Sunday, October 7, 2007

Hypothesis Testing

The current CDAL does not support hypothesis testing. Thus, the task is to implement this function on CDAL. There are two outside sources that contains built-in functions for hypothesis testing. They are R and Matlab. Matlab is chosen to carry out this task because it is the easier of the two to be implemented.

Example: For researchers, an interesting question that needs to be analyzed is to test whether the heart rate of patients who are ventilated are higher than that of those who are not ventilated.

Expected time-frame: 1 week (mid Wk 10-11)

Expected finished date: Wk 11 Thursday

Tuesday, October 2, 2007

Review of the Architcture of CDAL

The current architecture for CDAL is as followed:

The architecture of CDAL has been converted to be object oriented. Thus, what the user enters as the query will first be checked by the syntax parser (including David's SNOMED server for terminology correctness when implemented). Once checked, the query will be split by the semantic parser, which produces many different answer objects and condition objects (if any).

Both the answer objects and the condition objects can be based on different categories, (we call this an event).

The categories (and their corresponding number of attributes and definitions) are as followed:

Chart_events (total): 786
- Chart_events (numeric): 734 - All the numerical charted information for patients (E.g. heart rate, peep, cvp, etc.)
- Chart_events (categoric): 52 - All the categorical charted information for patients (E.g. ventilation mode, airway, etc.)

Medication_events: 52 - All the iv-drip-infusion (sedation and inotropes) information for patients (E.g. Propofol, Fentanyl, etc.)

Patient_events: 6 - All the basic demographic information for patients (E.g. medical record number, sex, etc.)

Lab_events: 63 - All the chemical information for patients (E.g. Chloride, Sodium, pH, etc.)

Group_events (total): 74 - All the group-of-variables pre-defined by the medical staff. Unlike the other event types, this returns more than a single attribute. For example, sedation will return all the propofol, fentanyl, etc. that the patient has taken.
- Sedation: 8
- Inotropes: 14
- Antibiotics: 46
- Thromboebolic_prophylaxis: 6

Total: 981 attributes

For example, for a condition, there can be a patient_event (age > 30), or a chart_event (heart rate > 60), or a medication_event (propofol > 1), etc. Note that a chart_event can either be numeric (heart rate > 60) or categoric (ventilation mode = PS). Furthermore, the conditions can be connected by logical operator (AND / OR).

Similarly, for an answer, there can a patient_event (all values of mrn), or a chart_event (all values of heart rate), or a medication_event (all values of propofol). One thing extra is the inclusion of group_event. So the user can retrieve, not just one, but many pre-defined groupings values witin an attribute. For example, all values of sedation will return all the sedation group, including propofol, fentanyl, morphine, etc. Furthermore, each answer object contains its corresponding reference entity (all values, any value, last value) and statistical entity (mean, sd, max, min, range, mode, etc).

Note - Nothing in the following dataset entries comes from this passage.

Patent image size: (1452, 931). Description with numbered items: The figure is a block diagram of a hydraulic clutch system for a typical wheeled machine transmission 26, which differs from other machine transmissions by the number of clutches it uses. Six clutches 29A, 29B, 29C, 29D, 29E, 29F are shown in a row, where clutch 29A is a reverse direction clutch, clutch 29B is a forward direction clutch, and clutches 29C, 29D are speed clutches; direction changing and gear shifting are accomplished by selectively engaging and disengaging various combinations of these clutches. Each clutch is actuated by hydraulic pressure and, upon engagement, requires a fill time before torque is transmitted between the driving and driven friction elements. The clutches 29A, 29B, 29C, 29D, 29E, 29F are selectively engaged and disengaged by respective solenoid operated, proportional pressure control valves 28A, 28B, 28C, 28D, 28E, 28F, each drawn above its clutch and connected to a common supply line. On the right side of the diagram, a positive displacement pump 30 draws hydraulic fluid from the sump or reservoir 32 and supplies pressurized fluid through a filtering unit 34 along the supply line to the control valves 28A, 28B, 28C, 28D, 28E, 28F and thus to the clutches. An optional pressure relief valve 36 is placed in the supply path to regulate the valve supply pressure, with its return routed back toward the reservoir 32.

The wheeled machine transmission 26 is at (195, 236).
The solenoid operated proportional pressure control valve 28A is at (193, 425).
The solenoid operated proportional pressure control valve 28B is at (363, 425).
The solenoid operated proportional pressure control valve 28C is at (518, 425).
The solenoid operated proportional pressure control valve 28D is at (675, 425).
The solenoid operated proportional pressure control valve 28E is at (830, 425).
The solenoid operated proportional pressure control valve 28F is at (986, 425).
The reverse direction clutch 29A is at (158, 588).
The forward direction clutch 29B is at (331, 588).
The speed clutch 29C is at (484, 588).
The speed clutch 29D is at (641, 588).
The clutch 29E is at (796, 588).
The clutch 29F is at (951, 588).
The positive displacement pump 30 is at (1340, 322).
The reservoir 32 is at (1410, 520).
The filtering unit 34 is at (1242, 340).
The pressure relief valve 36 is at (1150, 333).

The medical groupings (Sedation, Inotropes, Antibiotics and Thromboebolic prophylaxis) are defined by Angela from RPAH and are the same for the auto-population project and WRIS project.

After the semantic parsing, these condition and answer objects are passed to the SQL generator, which produces the corresponding atomised query tree. Basically, a complex large query is spilt into many separate simpler queries, the individual answers are then joined to compute the final results. The performance issue to note is as followed:

pid = patient identifier, and this is an index used within the database. This is different to the medical record number that the staff uses. To enhance performance, queries should be split according to pid for the archival database, and gprid (global patient record identifier) for the real-time database.

The improvement in speed for the archival database is about 2-3 times faster, as it is no longer needed to wait for more than 1 minute for any query in the archival database. For the real-time database, the improvement is not significant.

After the SQL generator creates the query, it is passed to the database transceiver, which sedns the queries to be executed by the DBMS software. The results (in an array) are then passed to the response generator, which creates the corresponding result objects. Again, this is an object-oriented approach. So each result has an attribute name (heart rate), a type (such as a chart_event, etc.) and its corresponding values, mrn, and chart-time.

These result objects (all stored in a single class called Results), all finally passed back to the interface where the values are displayed (in David's interface).

That's the overall structure of the current version of CDAL. The prototype has now been completed.

One more thing that may be added (if time permits and if we have ideas) is the retrieval of freetext_event.